Leeds City Council is planning to officially recognise 3,000 commuter car parking spaces that have sprung up on vacant land in and around the city centre without planning permission.
The collapse of the development market has left many development sites vacant, prompting landowners to rent the land to car park operators.
The council has granted planning permission for some of the sites to be operated as short-stay car parks. But officers say many sites are actually being used for unauthorised long-stay commuter parking. In all, they estimate that there are 6,070 unauthorised commuter parking spaces on land in and around the city centre, largely to the south of the city’s railway station.
Director of city development Martin Farrington told councillors last week that about 4,800 (80%) of the commuter spaces are occupied on weekdays. He warned that there were a further 45 hectares of cleared sites with the potential for use as commuter parking.
The city council took enforcement action last year against sites with 1,080 commuter parking spaces and the planning inspector agreed that they should only be used as short stay.
But Farrington said the council had subsequently received representations “warning that widespread enforcement against the unauthorised car parking spaces could be damaging to Leeds’ city centre economy”.
Although the council’s policy is to encourage public transport for commuting trips, Farrington said progress on improving the public transport offering had been much slower than anticipated since the Unitary Development Plan, which sets out parking policies, was published in 2001.
The Supertram project has been cancelled and its replacement trolleybus (NGT) project is still proceeding through the DfT’s appraisal process. Associated park-and-ride sites are also still in the planning phase.

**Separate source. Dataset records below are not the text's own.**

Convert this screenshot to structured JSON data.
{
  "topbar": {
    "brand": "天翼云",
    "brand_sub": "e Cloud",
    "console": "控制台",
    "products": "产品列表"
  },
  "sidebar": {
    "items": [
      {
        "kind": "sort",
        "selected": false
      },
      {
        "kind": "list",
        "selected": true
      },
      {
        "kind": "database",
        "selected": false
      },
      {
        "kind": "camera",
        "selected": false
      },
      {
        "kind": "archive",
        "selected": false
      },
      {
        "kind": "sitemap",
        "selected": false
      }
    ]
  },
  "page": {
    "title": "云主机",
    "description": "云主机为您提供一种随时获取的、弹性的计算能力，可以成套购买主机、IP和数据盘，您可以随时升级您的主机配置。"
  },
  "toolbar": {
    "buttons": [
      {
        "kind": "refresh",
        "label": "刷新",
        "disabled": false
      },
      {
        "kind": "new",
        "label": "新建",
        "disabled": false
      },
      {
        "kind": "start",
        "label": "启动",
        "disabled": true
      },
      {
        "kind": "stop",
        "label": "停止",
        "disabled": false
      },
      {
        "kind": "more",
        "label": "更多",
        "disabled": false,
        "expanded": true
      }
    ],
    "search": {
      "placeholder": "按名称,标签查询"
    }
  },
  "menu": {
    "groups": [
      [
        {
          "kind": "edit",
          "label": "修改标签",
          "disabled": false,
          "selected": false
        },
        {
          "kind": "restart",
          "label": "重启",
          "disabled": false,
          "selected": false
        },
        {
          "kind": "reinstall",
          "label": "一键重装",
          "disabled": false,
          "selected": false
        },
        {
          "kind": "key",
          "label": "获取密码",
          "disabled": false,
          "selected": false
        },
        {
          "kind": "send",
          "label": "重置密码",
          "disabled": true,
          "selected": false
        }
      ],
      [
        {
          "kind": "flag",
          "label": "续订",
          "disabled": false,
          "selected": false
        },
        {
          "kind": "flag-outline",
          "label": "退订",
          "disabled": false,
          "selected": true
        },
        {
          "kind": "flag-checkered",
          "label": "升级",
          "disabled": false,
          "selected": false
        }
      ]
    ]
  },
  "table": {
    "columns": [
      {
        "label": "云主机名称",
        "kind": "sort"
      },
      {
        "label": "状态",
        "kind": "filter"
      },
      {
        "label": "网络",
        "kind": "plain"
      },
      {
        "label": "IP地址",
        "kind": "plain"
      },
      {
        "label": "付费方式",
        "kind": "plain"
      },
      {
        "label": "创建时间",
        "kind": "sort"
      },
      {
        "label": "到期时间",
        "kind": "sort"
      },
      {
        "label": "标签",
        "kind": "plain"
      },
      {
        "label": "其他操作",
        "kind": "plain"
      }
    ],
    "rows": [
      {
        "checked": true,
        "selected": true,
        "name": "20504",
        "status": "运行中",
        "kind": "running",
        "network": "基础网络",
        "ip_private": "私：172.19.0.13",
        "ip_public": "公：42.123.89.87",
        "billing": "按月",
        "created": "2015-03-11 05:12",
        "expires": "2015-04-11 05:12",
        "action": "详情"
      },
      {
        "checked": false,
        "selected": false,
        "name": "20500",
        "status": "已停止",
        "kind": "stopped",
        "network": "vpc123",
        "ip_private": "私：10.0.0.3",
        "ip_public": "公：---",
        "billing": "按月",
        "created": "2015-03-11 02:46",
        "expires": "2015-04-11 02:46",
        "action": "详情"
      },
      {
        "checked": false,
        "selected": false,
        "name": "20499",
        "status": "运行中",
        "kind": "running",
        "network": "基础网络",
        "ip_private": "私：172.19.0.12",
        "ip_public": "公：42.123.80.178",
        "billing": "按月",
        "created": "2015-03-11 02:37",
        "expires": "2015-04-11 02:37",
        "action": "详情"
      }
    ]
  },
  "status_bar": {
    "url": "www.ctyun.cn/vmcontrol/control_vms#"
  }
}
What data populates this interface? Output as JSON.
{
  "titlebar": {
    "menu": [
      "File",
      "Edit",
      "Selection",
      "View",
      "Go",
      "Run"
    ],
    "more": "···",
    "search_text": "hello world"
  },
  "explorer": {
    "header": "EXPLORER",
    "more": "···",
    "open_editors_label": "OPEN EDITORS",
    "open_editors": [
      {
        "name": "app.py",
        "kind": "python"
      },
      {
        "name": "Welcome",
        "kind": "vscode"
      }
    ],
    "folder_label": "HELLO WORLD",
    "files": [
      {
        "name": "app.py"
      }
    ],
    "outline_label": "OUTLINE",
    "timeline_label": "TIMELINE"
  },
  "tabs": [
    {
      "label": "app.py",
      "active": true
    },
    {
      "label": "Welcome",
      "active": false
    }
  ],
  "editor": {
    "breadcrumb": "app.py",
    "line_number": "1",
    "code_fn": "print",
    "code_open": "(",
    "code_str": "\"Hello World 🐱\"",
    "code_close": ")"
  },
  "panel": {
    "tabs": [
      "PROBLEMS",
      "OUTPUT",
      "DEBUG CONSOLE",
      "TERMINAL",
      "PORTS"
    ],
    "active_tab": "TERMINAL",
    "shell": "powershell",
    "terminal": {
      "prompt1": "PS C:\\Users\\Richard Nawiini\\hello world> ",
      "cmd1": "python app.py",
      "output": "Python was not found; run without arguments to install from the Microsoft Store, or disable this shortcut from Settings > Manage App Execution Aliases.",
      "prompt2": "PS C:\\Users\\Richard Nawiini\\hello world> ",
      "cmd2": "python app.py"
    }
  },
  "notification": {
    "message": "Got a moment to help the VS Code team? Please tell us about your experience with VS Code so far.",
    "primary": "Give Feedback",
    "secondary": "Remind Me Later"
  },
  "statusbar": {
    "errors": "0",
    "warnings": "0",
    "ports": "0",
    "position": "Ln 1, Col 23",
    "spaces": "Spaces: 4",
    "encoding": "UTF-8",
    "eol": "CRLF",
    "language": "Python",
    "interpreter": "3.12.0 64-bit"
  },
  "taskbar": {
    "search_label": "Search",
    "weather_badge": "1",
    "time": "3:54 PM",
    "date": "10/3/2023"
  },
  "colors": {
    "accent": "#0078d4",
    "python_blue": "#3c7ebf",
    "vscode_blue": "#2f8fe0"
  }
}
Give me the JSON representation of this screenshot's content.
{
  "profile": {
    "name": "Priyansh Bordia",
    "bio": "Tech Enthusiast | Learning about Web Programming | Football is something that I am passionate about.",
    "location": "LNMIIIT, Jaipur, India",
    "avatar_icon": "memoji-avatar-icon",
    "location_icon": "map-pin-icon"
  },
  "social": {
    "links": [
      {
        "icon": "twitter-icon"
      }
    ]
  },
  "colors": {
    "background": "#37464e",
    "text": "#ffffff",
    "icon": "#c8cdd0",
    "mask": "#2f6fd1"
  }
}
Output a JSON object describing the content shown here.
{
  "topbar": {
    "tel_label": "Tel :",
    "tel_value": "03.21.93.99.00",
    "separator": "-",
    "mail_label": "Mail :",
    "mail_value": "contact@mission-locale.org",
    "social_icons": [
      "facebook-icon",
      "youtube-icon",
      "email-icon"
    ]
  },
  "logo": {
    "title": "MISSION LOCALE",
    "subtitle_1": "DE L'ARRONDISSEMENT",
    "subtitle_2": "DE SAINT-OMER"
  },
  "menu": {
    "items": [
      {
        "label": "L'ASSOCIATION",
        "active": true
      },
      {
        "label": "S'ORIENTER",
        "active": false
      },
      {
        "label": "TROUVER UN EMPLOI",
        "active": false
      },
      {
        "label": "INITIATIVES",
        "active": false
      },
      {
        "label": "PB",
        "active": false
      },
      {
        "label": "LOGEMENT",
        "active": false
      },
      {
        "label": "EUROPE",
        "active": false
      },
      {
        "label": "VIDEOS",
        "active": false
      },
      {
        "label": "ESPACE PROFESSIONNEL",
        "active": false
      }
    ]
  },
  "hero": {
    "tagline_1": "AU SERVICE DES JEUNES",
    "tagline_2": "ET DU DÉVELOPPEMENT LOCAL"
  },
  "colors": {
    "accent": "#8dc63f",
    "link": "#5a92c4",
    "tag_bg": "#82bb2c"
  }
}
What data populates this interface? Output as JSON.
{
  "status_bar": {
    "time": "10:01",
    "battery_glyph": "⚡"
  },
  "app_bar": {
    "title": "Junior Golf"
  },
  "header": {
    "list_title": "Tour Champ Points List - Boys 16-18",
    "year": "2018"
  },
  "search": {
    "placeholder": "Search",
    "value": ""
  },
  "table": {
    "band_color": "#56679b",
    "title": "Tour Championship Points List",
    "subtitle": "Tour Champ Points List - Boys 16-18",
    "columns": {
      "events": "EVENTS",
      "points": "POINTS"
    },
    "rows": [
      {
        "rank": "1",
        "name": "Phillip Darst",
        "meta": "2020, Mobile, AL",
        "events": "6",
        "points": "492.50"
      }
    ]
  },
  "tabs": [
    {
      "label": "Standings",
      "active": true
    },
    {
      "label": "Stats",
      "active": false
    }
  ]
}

“Major interventions of this nature are unlikely to be delivered in the short-term,” said Farrington. “It is therefore considered that now would be the wrong time to clamp down on unauthorised commuter car parks without an appropriate mitigation strategy being in place.”
Leeds is consulting on plans to grant planning permission to 3,000 commuter parking spaces for a period of five years on the condition that physical improvements are made to the appearance and layout of the sites, including space markings, landscaping, security lighting and signage.
Farrington said the 3,000 figure represented the current occupancy of the unauthorised sites (4,800) minus the empty long-stay parking spaces within authorised public car parks and on-street within the city centre.
When the permissions expire in five years’ time, Farrington said the council would consider “whether the delivery of public transport improvements would justify the cessation of the car parking or the granting of further temporary extensions of permission”.
Leeds plans to issue planning permissions on a first-come-first-served basis. Some of the sites that have already been subject to enforcement action will be able to apply.
Each application will have to be accompanied by a transport assessment.
The council is still considering what will happen to existing long-stay parking spaces that are not granted planning permission. “As long as they had planning permission for short stay we wouldn’t take action to close the car parks entirely,” the council told LTT.